Woman holds pink sign that reads "Stop the War on Women: Reproductive Rights are Human Rights", as she stands under a pink umbrella

Pro-choice protester at a reproductive rights protest in Texas in 2013

The 2017 Florida legislative session has ended without any new anti-choice legislation being passed to restrict Florida women’s reproductive freedom, for the first time in eight legislative sessions.

The reproductive rights restrictions considered this session included Florida House Bill 969This bill provided funding for pregnancy support, but prohibited the Department of Health from partnering with organizations that provide abortion services. It must “subcontract only with providers that exclusively promote and support childbirth.”

This bill was intended to require the Department of Health to contract with not-for-profit statewide alliance of organizations to provide pregnancy support & wellness services through subcontractors; provides duties of department; provides contract requirements; requires services to be provided in non-coercive manner & forbids inclusion of religious content.

Full text: https://www.flsenate.gov/Session/Bill/2017/969/BillText/c2/PDF

At first glance, this bill may sound beneficial. From the summary, it looks like the bill is providing support to centers focused on supporting pregnant women. However, the following directive is listed on the last page:

  • Subcontract only with providers that exclusively promote and support childbirth. (Section 1.3.g.)

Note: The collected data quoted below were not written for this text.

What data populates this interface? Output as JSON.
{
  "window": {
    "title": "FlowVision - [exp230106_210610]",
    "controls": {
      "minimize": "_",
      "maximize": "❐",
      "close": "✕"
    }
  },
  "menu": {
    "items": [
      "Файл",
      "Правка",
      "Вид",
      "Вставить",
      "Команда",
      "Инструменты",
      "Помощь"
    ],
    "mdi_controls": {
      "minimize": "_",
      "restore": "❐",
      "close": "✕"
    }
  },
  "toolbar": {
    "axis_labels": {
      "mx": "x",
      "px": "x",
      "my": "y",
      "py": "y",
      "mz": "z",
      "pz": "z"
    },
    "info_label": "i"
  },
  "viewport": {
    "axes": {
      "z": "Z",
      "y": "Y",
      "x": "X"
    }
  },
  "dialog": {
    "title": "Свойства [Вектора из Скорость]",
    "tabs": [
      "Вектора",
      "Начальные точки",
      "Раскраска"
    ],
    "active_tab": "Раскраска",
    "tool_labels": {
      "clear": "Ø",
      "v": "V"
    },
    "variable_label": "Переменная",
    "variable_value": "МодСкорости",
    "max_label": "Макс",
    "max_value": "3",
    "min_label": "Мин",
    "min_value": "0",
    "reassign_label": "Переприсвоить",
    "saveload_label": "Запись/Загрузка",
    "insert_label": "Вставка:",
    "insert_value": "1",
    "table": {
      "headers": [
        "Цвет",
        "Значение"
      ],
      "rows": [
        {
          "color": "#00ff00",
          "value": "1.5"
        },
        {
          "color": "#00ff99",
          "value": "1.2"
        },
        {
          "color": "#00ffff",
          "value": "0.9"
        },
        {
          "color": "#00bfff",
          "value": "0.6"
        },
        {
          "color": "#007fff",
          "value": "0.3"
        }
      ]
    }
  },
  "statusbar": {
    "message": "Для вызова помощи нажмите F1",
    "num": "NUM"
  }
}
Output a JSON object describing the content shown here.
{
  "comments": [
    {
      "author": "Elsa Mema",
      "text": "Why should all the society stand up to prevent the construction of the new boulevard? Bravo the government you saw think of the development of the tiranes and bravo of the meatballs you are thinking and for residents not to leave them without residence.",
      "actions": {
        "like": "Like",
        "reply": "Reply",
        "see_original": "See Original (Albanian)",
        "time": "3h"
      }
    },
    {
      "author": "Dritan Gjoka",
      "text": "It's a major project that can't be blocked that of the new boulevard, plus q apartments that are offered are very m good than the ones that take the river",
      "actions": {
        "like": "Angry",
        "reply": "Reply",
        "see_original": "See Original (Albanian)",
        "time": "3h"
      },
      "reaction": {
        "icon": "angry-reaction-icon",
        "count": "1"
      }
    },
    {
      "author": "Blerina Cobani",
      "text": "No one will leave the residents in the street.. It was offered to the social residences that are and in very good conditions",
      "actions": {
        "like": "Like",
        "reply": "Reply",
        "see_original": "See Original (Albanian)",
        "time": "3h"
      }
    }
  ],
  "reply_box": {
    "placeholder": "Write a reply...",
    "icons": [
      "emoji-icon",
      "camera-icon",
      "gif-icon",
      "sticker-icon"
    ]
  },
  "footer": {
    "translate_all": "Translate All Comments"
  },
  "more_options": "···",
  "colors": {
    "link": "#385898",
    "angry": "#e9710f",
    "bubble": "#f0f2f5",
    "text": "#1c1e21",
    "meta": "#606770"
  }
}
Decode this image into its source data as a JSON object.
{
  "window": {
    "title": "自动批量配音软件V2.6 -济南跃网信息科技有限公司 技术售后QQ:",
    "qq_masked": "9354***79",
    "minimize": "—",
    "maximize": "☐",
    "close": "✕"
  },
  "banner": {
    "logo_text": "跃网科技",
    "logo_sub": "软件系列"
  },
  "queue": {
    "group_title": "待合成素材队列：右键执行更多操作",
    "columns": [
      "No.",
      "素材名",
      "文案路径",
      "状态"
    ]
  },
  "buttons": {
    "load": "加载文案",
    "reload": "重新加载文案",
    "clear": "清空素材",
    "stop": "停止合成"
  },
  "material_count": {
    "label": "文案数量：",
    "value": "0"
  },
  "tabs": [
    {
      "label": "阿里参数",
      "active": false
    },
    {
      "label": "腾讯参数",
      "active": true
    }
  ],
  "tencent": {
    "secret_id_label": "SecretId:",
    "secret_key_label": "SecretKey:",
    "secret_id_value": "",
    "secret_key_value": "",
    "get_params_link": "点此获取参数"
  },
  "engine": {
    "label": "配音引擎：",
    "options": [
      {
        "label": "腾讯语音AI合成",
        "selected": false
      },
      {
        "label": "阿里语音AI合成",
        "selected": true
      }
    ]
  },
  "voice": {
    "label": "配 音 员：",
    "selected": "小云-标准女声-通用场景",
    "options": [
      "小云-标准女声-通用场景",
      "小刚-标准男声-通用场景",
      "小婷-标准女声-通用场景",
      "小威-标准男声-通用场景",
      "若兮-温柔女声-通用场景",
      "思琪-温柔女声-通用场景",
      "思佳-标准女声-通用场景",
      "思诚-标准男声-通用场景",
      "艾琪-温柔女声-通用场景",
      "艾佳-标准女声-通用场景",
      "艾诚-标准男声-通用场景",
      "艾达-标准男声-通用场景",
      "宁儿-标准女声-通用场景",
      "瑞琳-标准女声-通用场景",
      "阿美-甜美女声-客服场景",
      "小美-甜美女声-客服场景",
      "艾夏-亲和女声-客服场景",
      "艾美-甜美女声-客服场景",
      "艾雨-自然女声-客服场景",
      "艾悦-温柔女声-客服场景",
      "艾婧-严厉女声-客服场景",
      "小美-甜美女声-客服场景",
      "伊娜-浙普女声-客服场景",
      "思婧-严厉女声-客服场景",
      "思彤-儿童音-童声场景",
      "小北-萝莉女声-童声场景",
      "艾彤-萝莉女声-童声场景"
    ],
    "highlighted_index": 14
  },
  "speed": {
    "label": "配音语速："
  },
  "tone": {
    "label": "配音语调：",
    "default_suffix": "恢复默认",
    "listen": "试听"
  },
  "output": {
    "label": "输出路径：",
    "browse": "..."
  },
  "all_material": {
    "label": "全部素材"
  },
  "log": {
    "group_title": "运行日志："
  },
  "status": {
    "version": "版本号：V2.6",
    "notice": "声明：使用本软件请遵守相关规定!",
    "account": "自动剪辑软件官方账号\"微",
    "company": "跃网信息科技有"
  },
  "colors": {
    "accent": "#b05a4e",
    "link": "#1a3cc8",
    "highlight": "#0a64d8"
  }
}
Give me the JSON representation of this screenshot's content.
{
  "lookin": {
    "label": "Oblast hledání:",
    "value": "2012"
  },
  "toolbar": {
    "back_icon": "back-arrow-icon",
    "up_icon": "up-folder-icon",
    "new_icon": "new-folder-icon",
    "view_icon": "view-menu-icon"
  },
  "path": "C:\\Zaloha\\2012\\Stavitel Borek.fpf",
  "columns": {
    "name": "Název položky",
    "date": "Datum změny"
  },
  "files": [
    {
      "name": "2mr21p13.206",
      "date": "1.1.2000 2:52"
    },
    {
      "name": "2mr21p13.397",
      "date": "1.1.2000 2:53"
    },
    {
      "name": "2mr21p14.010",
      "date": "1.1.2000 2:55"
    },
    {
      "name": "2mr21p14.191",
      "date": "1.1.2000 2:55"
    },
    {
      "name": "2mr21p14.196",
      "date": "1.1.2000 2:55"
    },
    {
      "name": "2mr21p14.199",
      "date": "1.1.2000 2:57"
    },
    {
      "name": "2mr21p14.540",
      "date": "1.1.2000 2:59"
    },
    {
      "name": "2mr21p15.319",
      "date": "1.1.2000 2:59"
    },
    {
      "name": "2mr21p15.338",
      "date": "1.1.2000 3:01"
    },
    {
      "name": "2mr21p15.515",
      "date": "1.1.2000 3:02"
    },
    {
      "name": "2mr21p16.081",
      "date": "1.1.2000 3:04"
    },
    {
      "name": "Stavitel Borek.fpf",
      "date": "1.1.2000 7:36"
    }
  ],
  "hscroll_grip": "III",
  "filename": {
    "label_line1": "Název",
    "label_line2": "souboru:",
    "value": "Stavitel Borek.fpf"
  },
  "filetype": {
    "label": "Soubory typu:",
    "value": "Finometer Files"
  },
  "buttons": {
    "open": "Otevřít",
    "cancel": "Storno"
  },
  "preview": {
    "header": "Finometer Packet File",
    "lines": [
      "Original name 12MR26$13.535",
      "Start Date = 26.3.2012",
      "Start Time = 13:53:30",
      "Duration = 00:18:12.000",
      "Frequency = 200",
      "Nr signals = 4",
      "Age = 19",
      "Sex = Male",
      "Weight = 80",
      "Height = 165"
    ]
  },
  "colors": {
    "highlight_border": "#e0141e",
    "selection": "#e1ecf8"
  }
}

This meant the DOH would be prohibited from partnering with organizations that provide abortion services (e.g. Planned Parenthood). In addition, the approved organizations, “Pregnancy Crisis Centers” (or CPCs) have been known to provide misinformation about contraception and promote abstinence-only education. A study by the North American Society for Pediatric and Adolescent Gynecology found that CPCs tend to promote misleading or inaccurate information, which “might be particularly harmful to adolescents, who might be unable to discern the quality of sexual health information.” They concluded “States should be discouraged from listing web sites as an accurate source of information in their resource directories.” Instead, the Florida Representatives are mandating the funding of CPCs, granting them a dangerous level of legitimacy.

On May 5, 2017 the Florida Senate indefinitely postponed and withdrew from consideration HB969. The legislative session has now ended.